Background:  Atazanavir (ATV) can cause severe jaundice in some patients, particularly those with Gilbert’s disease. Gilbert’s disease is characterized by a TATA box polymorphism in the human bilirubin-UGT gene on chromosome 2 (UGT1A1*28). Based on the hypothesis of genetically determined metabolic risk factors and to test the involvement of these functional single nucleotide polymorphisms (SNP) in ATV toxicity, we performed a UGT1A gene haplotype analysis in ATV-treated HIV⁺ patients, including not only UGT1A1*28 but also UGT1A3-66, UGT1A7 129/131, and UGT1A7-57. The hypothesis was based on ATV’s ability to inhibit enzymatic glucuronidation activity, potentially demasking inbred variants of UGT-mediated metabolism.

Methods:  SNP-detection of UGT1A1*28, UGT1A3-66, UGT1A7 129/131, and UGT1A7-57 was performed by DNA sequencing and Taqman 5’-nuclease assays in 106 ATV-treated patients and 104 healthy blood donors.

Results:  Homozygous allelic variants and allelic frequencies of UGT1A3 and UGT1A7 were significantly higher in the ATV-treated group compared to healthy blood donors (p <0.0006 and p <0.02, respectively). A significantly higher rate of homozygous allelic variants of UGT1A1*28 was found in patients with grade 3 and 4 hyperbilirubinemia (p <0.00005) compared to healthy blood donors. Of all patients, 76% with allelic variants of UGT1A1, UGT1A3, and UGT1A7 showed grade 3 or 4 hyperbilirubinemia. In addition, all patients with grade 4 hyperbilirubinemia (n = 6) simultaneously carried the homozygous allelic variants of UGT1A1, UGT1A3, and UGT1A7, indicating the presence of a variant UGT1A haplotype in these patients.

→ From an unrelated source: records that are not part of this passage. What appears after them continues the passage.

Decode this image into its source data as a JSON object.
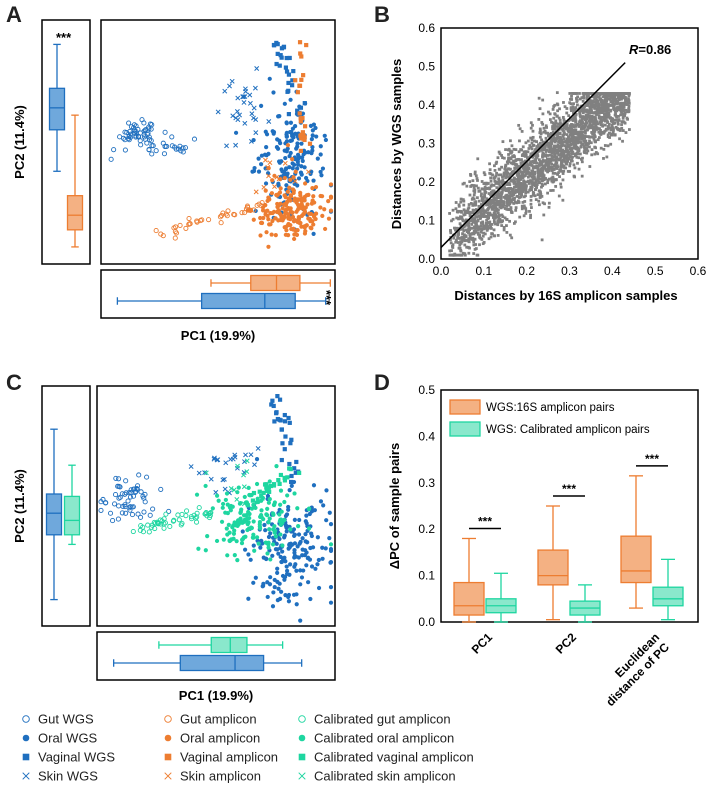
{
  "colors": {
    "wgs": "#1f6fbf",
    "amplicon": "#ed7d31",
    "calibrated": "#1ed6a0",
    "wgs_box_fill": "#6fa8dc",
    "amp_box_fill": "#f4b183",
    "cal_box_fill": "#8ae8cc",
    "scatter_gray": "#808080"
  },
  "panels": {
    "A": "A",
    "B": "B",
    "C": "C",
    "D": "D"
  },
  "chart_data": [
    {
      "id": "A",
      "type": "scatter",
      "title": "",
      "xlabel": "PC1 (19.9%)",
      "ylabel": "PC2 (11.4%)",
      "significance_y": "***",
      "significance_x": "***",
      "groups_present": [
        "WGS",
        "16S amplicon"
      ],
      "pc2_boxplots": [
        {
          "group": "WGS",
          "q1": 0.55,
          "median": 0.64,
          "q3": 0.72,
          "min": 0.38,
          "max": 0.9
        },
        {
          "group": "Amplicon",
          "q1": 0.14,
          "median": 0.2,
          "q3": 0.28,
          "min": 0.07,
          "max": 0.61
        }
      ],
      "pc1_boxplots": [
        {
          "group": "Amplicon",
          "q1": 0.64,
          "median": 0.75,
          "q3": 0.85,
          "min": 0.47,
          "max": 0.98
        },
        {
          "group": "WGS",
          "q1": 0.43,
          "median": 0.7,
          "q3": 0.83,
          "min": 0.07,
          "max": 0.96
        }
      ]
    },
    {
      "id": "B",
      "type": "scatter",
      "title": "",
      "xlabel": "Distances by 16S amplicon samples",
      "ylabel": "Distances by WGS samples",
      "xlim": [
        0,
        0.6
      ],
      "ylim": [
        0,
        0.6
      ],
      "x_ticks": [
        "0.0",
        "0.1",
        "0.2",
        "0.3",
        "0.4",
        "0.5",
        "0.6"
      ],
      "y_ticks": [
        "0.0",
        "0.1",
        "0.2",
        "0.3",
        "0.4",
        "0.5",
        "0.6"
      ],
      "annotation_label": "R",
      "annotation_value": "=0.86",
      "fit_line": {
        "x": [
          0.0,
          0.43
        ],
        "y": [
          0.03,
          0.51
        ]
      }
    },
    {
      "id": "C",
      "type": "scatter",
      "title": "",
      "xlabel": "PC1 (19.9%)",
      "ylabel": "PC2 (11.4%)",
      "groups_present": [
        "WGS",
        "Calibrated amplicon"
      ],
      "pc2_boxplots": [
        {
          "group": "WGS",
          "q1": 0.38,
          "median": 0.47,
          "q3": 0.55,
          "min": 0.11,
          "max": 0.82
        },
        {
          "group": "Calibrated",
          "q1": 0.38,
          "median": 0.44,
          "q3": 0.54,
          "min": 0.34,
          "max": 0.67
        }
      ],
      "pc1_boxplots": [
        {
          "group": "Calibrated",
          "q1": 0.48,
          "median": 0.56,
          "q3": 0.63,
          "min": 0.26,
          "max": 0.78
        },
        {
          "group": "WGS",
          "q1": 0.35,
          "median": 0.58,
          "q3": 0.7,
          "min": 0.07,
          "max": 0.86
        }
      ]
    },
    {
      "id": "D",
      "type": "bar",
      "title": "",
      "xlabel": "",
      "ylabel": "ΔPC of sample pairs",
      "ylim": [
        0,
        0.5
      ],
      "y_ticks": [
        "0.0",
        "0.1",
        "0.2",
        "0.3",
        "0.4",
        "0.5"
      ],
      "categories": [
        "PC1",
        "PC2",
        "Euclidean distance of PC"
      ],
      "category_lines": [
        [
          "PC1"
        ],
        [
          "PC2"
        ],
        [
          "Euclidean",
          "distance of PC"
        ]
      ],
      "legend": [
        "WGS:16S amplicon pairs",
        "WGS: Calibrated amplicon pairs"
      ],
      "significance": [
        "***",
        "***",
        "***"
      ],
      "series": [
        {
          "name": "WGS:16S amplicon pairs",
          "boxes": [
            {
              "min": 0.0,
              "q1": 0.015,
              "median": 0.035,
              "q3": 0.085,
              "max": 0.18
            },
            {
              "min": 0.005,
              "q1": 0.08,
              "median": 0.1,
              "q3": 0.155,
              "max": 0.25
            },
            {
              "min": 0.03,
              "q1": 0.085,
              "median": 0.11,
              "q3": 0.185,
              "max": 0.315
            }
          ]
        },
        {
          "name": "WGS: Calibrated amplicon pairs",
          "boxes": [
            {
              "min": 0.0,
              "q1": 0.02,
              "median": 0.035,
              "q3": 0.05,
              "max": 0.105
            },
            {
              "min": 0.0,
              "q1": 0.015,
              "median": 0.03,
              "q3": 0.045,
              "max": 0.08
            },
            {
              "min": 0.005,
              "q1": 0.035,
              "median": 0.05,
              "q3": 0.075,
              "max": 0.135
            }
          ]
        }
      ]
    }
  ],
  "legend": {
    "items": [
      {
        "label": "Gut WGS",
        "marker": "circle-open",
        "group": "wgs"
      },
      {
        "label": "Oral WGS",
        "marker": "circle",
        "group": "wgs"
      },
      {
        "label": "Vaginal WGS",
        "marker": "square",
        "group": "wgs"
      },
      {
        "label": "Skin WGS",
        "marker": "x",
        "group": "wgs"
      },
      {
        "label": "Gut amplicon",
        "marker": "circle-open",
        "group": "amplicon"
      },
      {
        "label": "Oral amplicon",
        "marker": "circle",
        "group": "amplicon"
      },
      {
        "label": "Vaginal amplicon",
        "marker": "square",
        "group": "amplicon"
      },
      {
        "label": "Skin amplicon",
        "marker": "x",
        "group": "amplicon"
      },
      {
        "label": "Calibrated gut amplicon",
        "marker": "circle-open",
        "group": "calibrated"
      },
      {
        "label": "Calibrated oral amplicon",
        "marker": "circle",
        "group": "calibrated"
      },
      {
        "label": "Calibrated vaginal amplicon",
        "marker": "square",
        "group": "calibrated"
      },
      {
        "label": "Calibrated skin amplicon",
        "marker": "x",
        "group": "calibrated"
      }
    ]
  }
}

Conclusions:  Gilbert’s disease–associated jaundice in ATV-treated patients is a phenotype that is associated with a novel UGT1A gene haplotype encompassing 4 genetic variants with altered glucuronidation activity of the affected genes. In normal individuals these variants do not occur in linkage dysequilibrium. Our analysis demasks a genetic predisposition linked to glucuronidation with additional consequences in drug treatment with compounds specifically glucuronidated by the involved UGT1A genes. The identified UGT1A1-1A3-1A7 haplotype of 4 individual single-nucleotide polymorphisms is inherited on a single allele and a significant predictor of ATV-induced hyperbilirubinemia beyond the suspected UGT1A1*28 variant. Detection of variants at the UGT1A gene locus is an attractive and potentially powerful pharmacogenetic tool for the prediction and identification of drug-associated toxicity.